The Open Data Portal

If you are looking for proof that information is power, perhaps the best evidence can be found in the converse condition. When Governor Dannel P. Malloy was first elected in 2010, he took the helm of a state government with a $3.6 billion deficit. He concluded after some investigation that the state ended up in such a weak condition because of a lack of information. On Monday, he told an open data conference of the Connecticut Data Collaborative that the inefficiencies that plagued the previous administration could have been remedied by a freer flow of information. In creating a more efficient state government, he said, “We may find we’re collecting insufficient information, the wrong information, or we’re asking the wrong questions.” The remedy, he hopes, will be the Connecticut Open Data Portal, which the governor has created by executive order.

Executive Order No. 39 instructs appointed state agency heads to start collecting and sharing data at the portal, which is expected to go public in four to six weeks at data.ct.gov. From the perspective of state bureaucrats, the data sharing plan offers Connecticut the opportunity to initiate “data-driven governing,” freeing agencies to collaborate on the basis of “raw data” that has not been aggregated, analyzed, and otherwise shaped with a specific purpose or outcome in mind. The emphasis on stats over spin should help Connecticut’s administrators innovate and operate more effectively and efficiently. That’s the concept, anyway. Bureaucracy has a habit of swallowing concepts whole and forgetting about them as soon as the next big idea comes along.
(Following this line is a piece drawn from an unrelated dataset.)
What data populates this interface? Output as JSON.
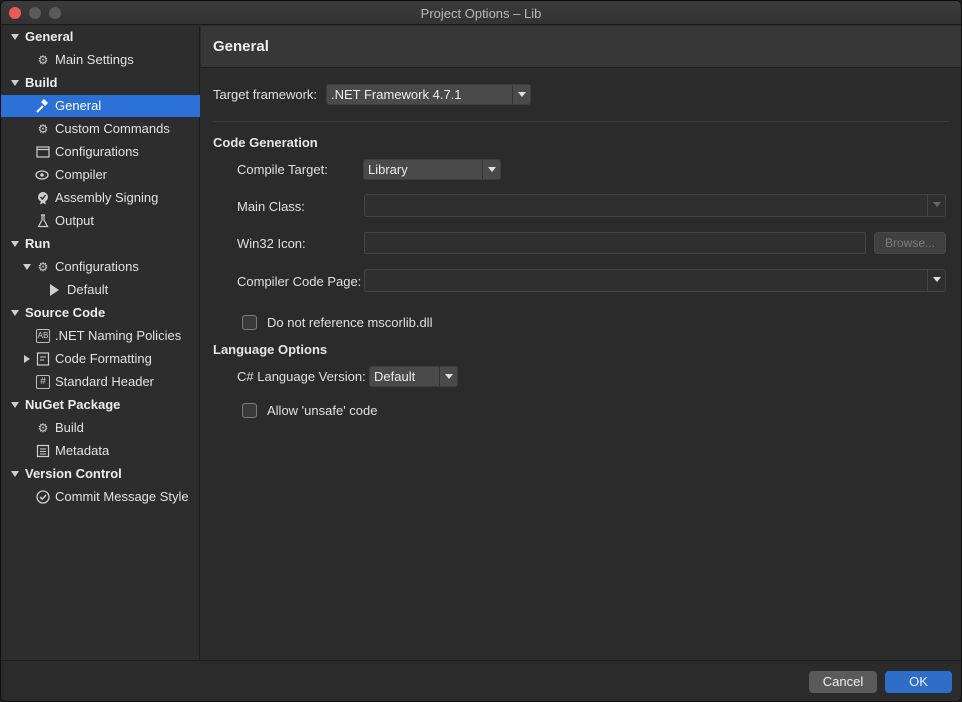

From the perspective of the citizens of Connecticut, however, the Open Data Portal is an opportunity to reverse a disturbing trend in the cranky people/government relationship where information flows only in one direction. There was a lot of talk at Monday’s open data conference about “silos” of data collected and hoarded by state agencies, which see themselves a proprietors of the data, entitled to use it and control it as they see fit. As Secretary of the State Denise Merrill pointed out, that gives us a “government of secrets where only those who know the right people or the right questions to ask can have access to the most interesting information.” Or, as New Haven Mayor Toni Harp put it, “It’s limiting access to the best decision.”

By sharing raw governmental data with the public, Connecticut’s administrators will also be sharing power, extending the benefits of data-driven governance to include access to not only the best administrative decisions but also to the best electoral decisions. That may end up being the most enduring benefit of this move toward open data. The only thing worse than a government operating with insufficient information is a voter operating with insufficient information.